Creation notebook #3 - An Air of Apogee
After tracing its origins with Sketch, and resuscitating its poetry with Pourpre d'Automne, it was natural to echo the glory and prosperity of the Violet house. What other universe than that of Apogée to pay homage to them?
The thirties were a period full of contrasts for France. So persuaded not to be affected, the global stock market crisis was not long in catching up with France. Despite the end of the war, tensions grew more and more in Europe. At the heart of this slump, the development of the Roaring Twenties propelled Violet to its Zenith. She was quickly elevated to the ranks of the biggest cosmetic industries and was among the first to understand that she lived in a society in search of freedom. The emancipated, free, boyish woman changed the codes and the house followed. It was during this turbulent period full of contradictions that the brand released the Apogée perfume.

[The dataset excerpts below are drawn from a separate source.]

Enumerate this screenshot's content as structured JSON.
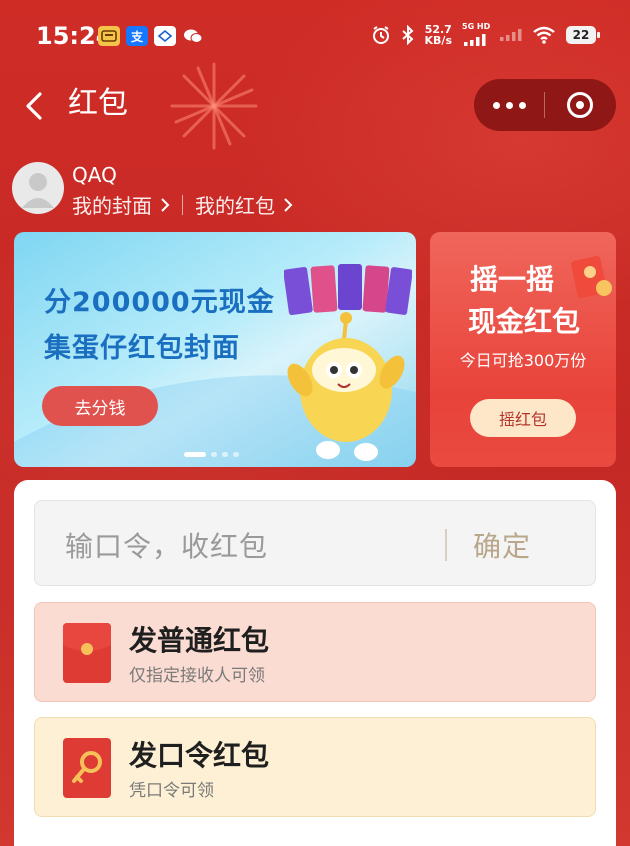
{
  "status_bar": {
    "time": "15:24",
    "net_speed": "52.7",
    "net_unit": "KB/s",
    "net_type": "5G HD",
    "battery": "22",
    "chips": [
      "pay-app-icon",
      "alipay-icon",
      "zhongxin-icon",
      "wechat-icon"
    ]
  },
  "nav": {
    "title": "红包"
  },
  "user": {
    "name": "QAQ",
    "my_cover": "我的封面",
    "my_redpacket": "我的红包"
  },
  "banner": {
    "line1": "分200000元现金",
    "line2": "集蛋仔红包封面",
    "button": "去分钱",
    "slides": 4,
    "active_slide": 1
  },
  "shake": {
    "title1": "摇一摇",
    "title2": "现金红包",
    "subtitle": "今日可抢300万份",
    "button": "摇红包"
  },
  "code_input": {
    "placeholder": "输口令，收红包",
    "confirm": "确定"
  },
  "options": [
    {
      "title": "发普通红包",
      "desc": "仅指定接收人可领",
      "icon": "red-envelope-icon"
    },
    {
      "title": "发口令红包",
      "desc": "凭口令可领",
      "icon": "key-icon"
    }
  ],
  "colors": {
    "background": "#c92a26",
    "banner_text": "#1b6fc0",
    "accent_red": "#df3b35"
  }
}
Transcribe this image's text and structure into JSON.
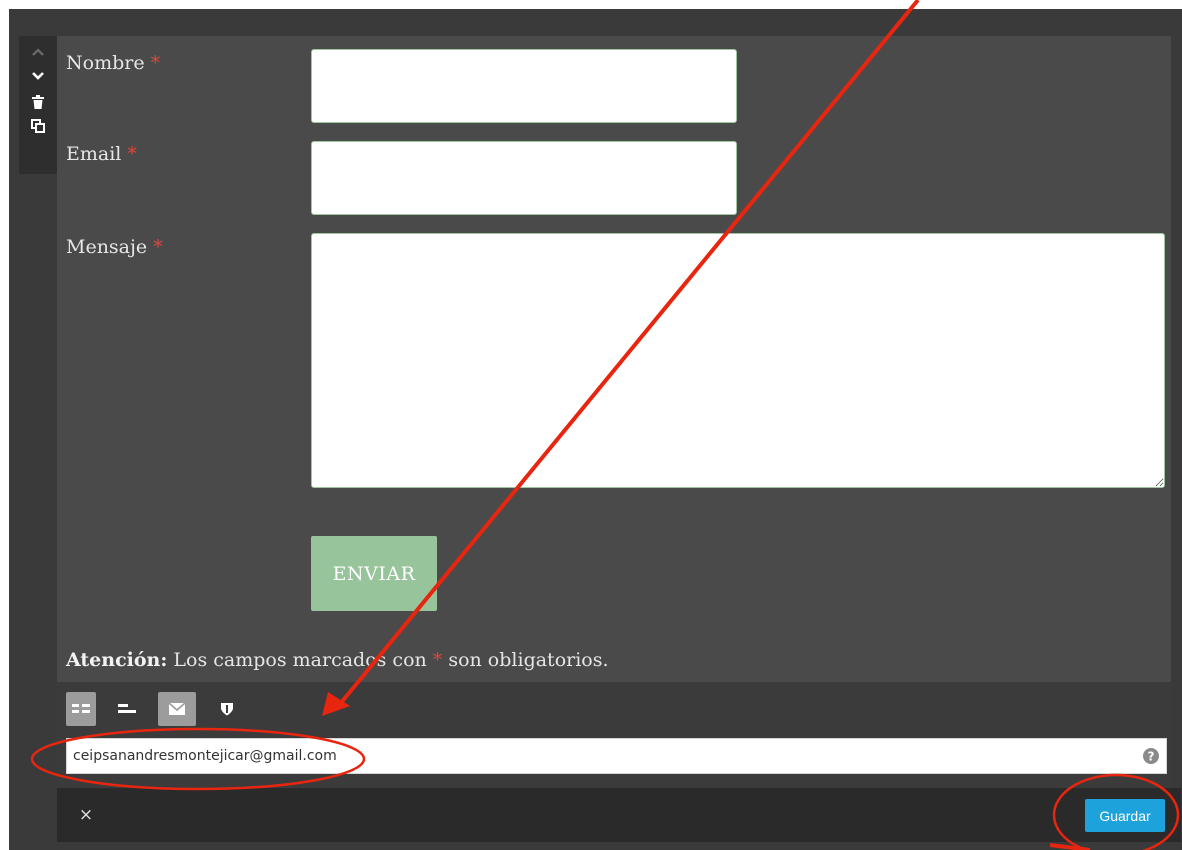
{
  "form": {
    "fields": [
      {
        "label": "Nombre",
        "required_mark": "*",
        "value": ""
      },
      {
        "label": "Email",
        "required_mark": "*",
        "value": ""
      },
      {
        "label": "Mensaje",
        "required_mark": "*",
        "value": ""
      }
    ],
    "submit_label": "ENVIAR",
    "note": {
      "strong": "Atención:",
      "text_before": "Los campos marcados con",
      "mark": "*",
      "text_after": "son obligatorios."
    }
  },
  "settings": {
    "recipient_email": "ceipsanandresmontejicar@gmail.com"
  },
  "footer": {
    "close_label": "×",
    "save_label": "Guardar"
  },
  "colors": {
    "accent": "#1ea2dc",
    "submit": "#98c49b",
    "required": "#e0473a",
    "annotation": "#e8260f"
  },
  "icons": {
    "toolbox": [
      "chevron-up-icon",
      "chevron-down-icon",
      "trash-icon",
      "duplicate-icon"
    ],
    "options": [
      "layout-two-columns-icon",
      "layout-one-column-icon",
      "envelope-icon",
      "shield-icon"
    ],
    "help": "question-circle-icon"
  }
}
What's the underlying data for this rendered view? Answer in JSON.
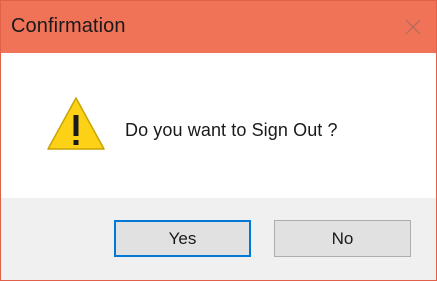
{
  "window": {
    "title": "Confirmation",
    "close_icon": "close-icon"
  },
  "message": {
    "icon": "warning-icon",
    "text": "Do you want to Sign Out ?"
  },
  "buttons": {
    "yes_label": "Yes",
    "no_label": "No",
    "default": "Yes"
  },
  "colors": {
    "titlebar": "#f07358",
    "warning_fill": "#fcd116",
    "default_button_border": "#0078d7",
    "footer": "#f0f0f0"
  }
}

It could be found, at the time, in a bottle in the shape of an inkwell, a means of showing that the house was writing its own history. The advertising posters and archives found, illustrated a peacock and its flamboyantly colored feathers. An undisguised nod to the pride we associate with animals. It also echoed, in a more induced way, the fashion of the time and the feathers that adorned the hair of ladies, its sources of inspiration. Time acting and thanks to the intervention of its actors, Apogée became Un Air d'Apogée.
The original perfume was, in the image of its time, a fight between shadow and light. The solar and sensual facets of white flowers such as ylang and jasmine contrasted with the dark animal and leathery facets of the composition.
We then decided to emphasize this leathery atmosphere, but also revisited and in keeping with the times. The perfumer Nathalie Lorson presented us with a surprising raw material from a leather headspace*. We therefore worked on a finer leather, less raw and less animal which, once associated with the iris, was transformed into a note of suede, soft and sensual.
We also added a radiant mimosa which brought this contrast and this dimension of luminous caress. Everything tied together perfectly with the notes of honey, hay and tobacco. A composition that takes us straight back to the 1930s and its enchanted cabarets.
A fragrance at the height of its time.
* Process to capture a smell, an atmosphere, using sensors in order to reproduce it and translate it with olfactory raw materials.